Wednesday, November 28, 2007

NCsoft

There's an interesting article about NCsoft in the Korea Times (thanks Kotaku). Here are a few excerpts:

NCsoft Shifts to Non-Game Internet Services
NCsoft is slowly but steadily expanding to the non-game Internet service sector, while its cash-cow game business is losing vigor. Korea's largest game company this year has released a series of social-networking services from Openmaru, an in-house software studio, with strong support from its CEO Kim Taek-jin.

Meanwhile, its stock price almost halved over the past two months, as investors raised doubt about the prospect of its online games business.

CEO Kim said Wednesday that the firm will increase investment in the online services sector...its online game business is showing signs of decline.

... The sales heavily depend on two PC games, "Lineage'' and "Lineage II.'' Both have earned the company more than 1.5 trillion won since 1997, but are gradually losing subscribers. In the second quarter alone, its revenue fell by 16 percent.

To create a new momentum, the firm has spent enormous amounts in hiring renowned game developers in the United States and gave them the freedom to create anything for the past six years. But the resulting product, an MMORPG named "Tabula Rasa'' which was released earlier this month in the Untied States, is far from convincing anyone.

In one example, MSNBC's Scott Taves reviewed the game that it "tries, but comes up short'' and "it's just not compelling.'' It is ranked eighth among recently released PC games in the United States according to gamerankings.com, an online site that evaluates new games ― a fair performance for ordinary games but not for a six-year money-devouring project.

NCsoft said that it will take some time to check the U.S. sales, but added that there have been "ups and downs'' in sales in local retail shops.

What I find most interesting about this article is the extremely negative tone it takes toward Tabula Rasa, as if it's already been determined that the game is a white elephant. I haven't played it, so I can't comment on the quality of the game, but it's interesting that the tone is so negative before even initial sales numbers have even been released.

What's also quite interesting are what appear to be the expectations from the Korean media for the game. Let's look at this again:
To create a new momentum, the firm has spent enormous amounts in hiring renowned game developers in the United States and gave them the freedom to create anything for the past six years.
Absolutely no one in the U.S. thought Tabula Rasa was going to be a massive hit. It has the potential to be a niche MMO, develop a loyal following, and last for quite a while. What it sounds like from the Korean side, though, is that NCsoft thought they were obtaining a huge growth driver, a mega-hit, when they signed Richard Garriott. Or, at least, that's what they expected after six years of development--the next Lineage.

Um, sorry about that.

Far more serious, though, is the apparent hemmorhage of revenues from the Lineage games, which are NCsoft's money machine. Down sixteen percent in one quarter? That's a crisis. And in case you're wondering about the stock, it's lost almost half its value in the last seven weeks.

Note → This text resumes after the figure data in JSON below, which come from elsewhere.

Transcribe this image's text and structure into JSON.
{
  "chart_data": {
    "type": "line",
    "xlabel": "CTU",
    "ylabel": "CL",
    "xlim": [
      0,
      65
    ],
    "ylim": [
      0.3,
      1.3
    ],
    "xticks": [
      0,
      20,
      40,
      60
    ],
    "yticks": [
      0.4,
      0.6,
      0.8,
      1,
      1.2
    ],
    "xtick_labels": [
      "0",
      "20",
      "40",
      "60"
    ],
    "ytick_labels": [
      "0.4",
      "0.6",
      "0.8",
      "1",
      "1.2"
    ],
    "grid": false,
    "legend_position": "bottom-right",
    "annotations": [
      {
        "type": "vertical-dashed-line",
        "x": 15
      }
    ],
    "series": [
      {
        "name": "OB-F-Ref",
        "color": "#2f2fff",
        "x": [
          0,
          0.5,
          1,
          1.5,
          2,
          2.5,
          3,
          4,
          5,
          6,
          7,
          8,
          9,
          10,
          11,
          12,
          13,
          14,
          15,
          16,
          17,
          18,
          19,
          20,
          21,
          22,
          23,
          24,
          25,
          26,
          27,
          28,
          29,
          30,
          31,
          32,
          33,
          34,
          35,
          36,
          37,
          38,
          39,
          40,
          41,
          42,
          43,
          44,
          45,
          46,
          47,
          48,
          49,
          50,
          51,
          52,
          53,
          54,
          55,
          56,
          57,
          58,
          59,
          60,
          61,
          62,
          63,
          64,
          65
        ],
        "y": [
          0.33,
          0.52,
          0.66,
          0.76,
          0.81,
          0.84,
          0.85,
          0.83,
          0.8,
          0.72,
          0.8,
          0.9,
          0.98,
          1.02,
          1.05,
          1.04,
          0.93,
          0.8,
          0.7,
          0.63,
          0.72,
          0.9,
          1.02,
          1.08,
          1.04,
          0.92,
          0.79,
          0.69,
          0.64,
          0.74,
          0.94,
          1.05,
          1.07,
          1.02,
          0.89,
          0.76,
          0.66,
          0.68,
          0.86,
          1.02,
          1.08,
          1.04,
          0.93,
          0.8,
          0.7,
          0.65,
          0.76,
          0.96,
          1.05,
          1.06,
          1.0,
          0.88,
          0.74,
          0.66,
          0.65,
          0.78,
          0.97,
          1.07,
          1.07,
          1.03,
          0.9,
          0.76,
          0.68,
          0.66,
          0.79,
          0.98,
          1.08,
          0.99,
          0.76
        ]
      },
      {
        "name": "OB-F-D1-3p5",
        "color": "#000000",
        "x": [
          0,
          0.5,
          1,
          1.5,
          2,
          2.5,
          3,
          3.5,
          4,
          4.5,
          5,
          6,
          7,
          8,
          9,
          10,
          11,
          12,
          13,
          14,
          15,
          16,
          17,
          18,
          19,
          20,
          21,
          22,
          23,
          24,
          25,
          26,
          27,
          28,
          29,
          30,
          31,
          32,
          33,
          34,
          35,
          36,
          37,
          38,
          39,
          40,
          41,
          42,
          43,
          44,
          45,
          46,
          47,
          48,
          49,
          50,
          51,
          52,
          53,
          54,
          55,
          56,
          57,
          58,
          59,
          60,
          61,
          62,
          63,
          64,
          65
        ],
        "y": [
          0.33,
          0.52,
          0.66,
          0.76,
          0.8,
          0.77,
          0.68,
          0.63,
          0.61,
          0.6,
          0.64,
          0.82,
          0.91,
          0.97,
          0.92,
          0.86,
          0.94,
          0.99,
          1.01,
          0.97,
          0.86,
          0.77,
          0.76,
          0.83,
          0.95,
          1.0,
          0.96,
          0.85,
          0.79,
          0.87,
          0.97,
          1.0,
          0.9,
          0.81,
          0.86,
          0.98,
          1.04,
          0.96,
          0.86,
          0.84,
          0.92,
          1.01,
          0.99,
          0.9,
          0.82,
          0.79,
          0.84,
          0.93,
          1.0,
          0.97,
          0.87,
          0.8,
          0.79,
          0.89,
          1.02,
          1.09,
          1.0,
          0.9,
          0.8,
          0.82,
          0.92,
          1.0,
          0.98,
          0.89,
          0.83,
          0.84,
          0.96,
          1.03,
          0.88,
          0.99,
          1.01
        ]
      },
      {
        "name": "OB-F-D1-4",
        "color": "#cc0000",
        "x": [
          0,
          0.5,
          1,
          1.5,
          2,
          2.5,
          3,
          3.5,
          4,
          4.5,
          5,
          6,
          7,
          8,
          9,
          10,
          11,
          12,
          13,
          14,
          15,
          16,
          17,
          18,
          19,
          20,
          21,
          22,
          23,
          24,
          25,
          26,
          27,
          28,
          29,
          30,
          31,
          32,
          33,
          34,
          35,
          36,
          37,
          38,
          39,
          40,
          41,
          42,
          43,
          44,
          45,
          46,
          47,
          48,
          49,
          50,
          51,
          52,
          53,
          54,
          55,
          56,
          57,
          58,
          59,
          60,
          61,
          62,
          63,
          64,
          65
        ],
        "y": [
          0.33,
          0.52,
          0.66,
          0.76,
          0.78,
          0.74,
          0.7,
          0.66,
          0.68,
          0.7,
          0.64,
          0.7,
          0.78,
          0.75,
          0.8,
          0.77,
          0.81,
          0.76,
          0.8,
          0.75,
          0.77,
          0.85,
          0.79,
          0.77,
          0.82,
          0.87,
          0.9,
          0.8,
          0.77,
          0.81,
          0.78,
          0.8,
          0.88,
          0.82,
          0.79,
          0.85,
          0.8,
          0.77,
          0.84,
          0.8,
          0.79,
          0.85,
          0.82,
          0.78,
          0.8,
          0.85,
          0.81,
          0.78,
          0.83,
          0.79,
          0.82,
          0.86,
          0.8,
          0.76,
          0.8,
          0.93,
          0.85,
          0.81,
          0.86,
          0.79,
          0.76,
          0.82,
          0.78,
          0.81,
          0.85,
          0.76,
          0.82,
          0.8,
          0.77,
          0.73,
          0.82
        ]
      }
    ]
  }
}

That's not a decline--it's a plummet.

NCsoft countered the next day with a statement that flatly denied the article's claims (again, thanks Kotaku):
For over ten years, the core business of NCsoft has been Online Games. NCsoft has no intention of moving focus away from online gaming...Gaming is clearly the core of NCsoft's business and will continue to be that way for years to come.

That may be be true, but if the MMO revenue line continues to go down, while the social networking revenue line keeps going up, it may force their hand.

When a publicly-traded company makes its name on one product, like NCsoft did with Lineage, it's both hugely profitable in the present and very dangerous in the future. Look at it this way: a company grows at an incredible pace because of one game, so the entire company is focused on that one product. Revenue and profits soar, and so does the stock.

At some point, though, growth of that one game (and its descendants) is going to tap out, and when a publicly-traded company stops growing revenues, it costs anyone who owns stock in the company money, because the price-to-earnings ratio of the stock is going to begin to contract. So publicly-traded companies are under tremendous pressure to continue to grow.

The catch-22, though, is that to continue to grow, NCsoft had to become something they weren't, which was a diversified company with many MMO properties. Very few companies in any industry manage that kind of transition successfully

I was wrong about them exiting the U.S. market (at least for now), but a company with major issues like this are almost guaranteed to significantly change how they do business.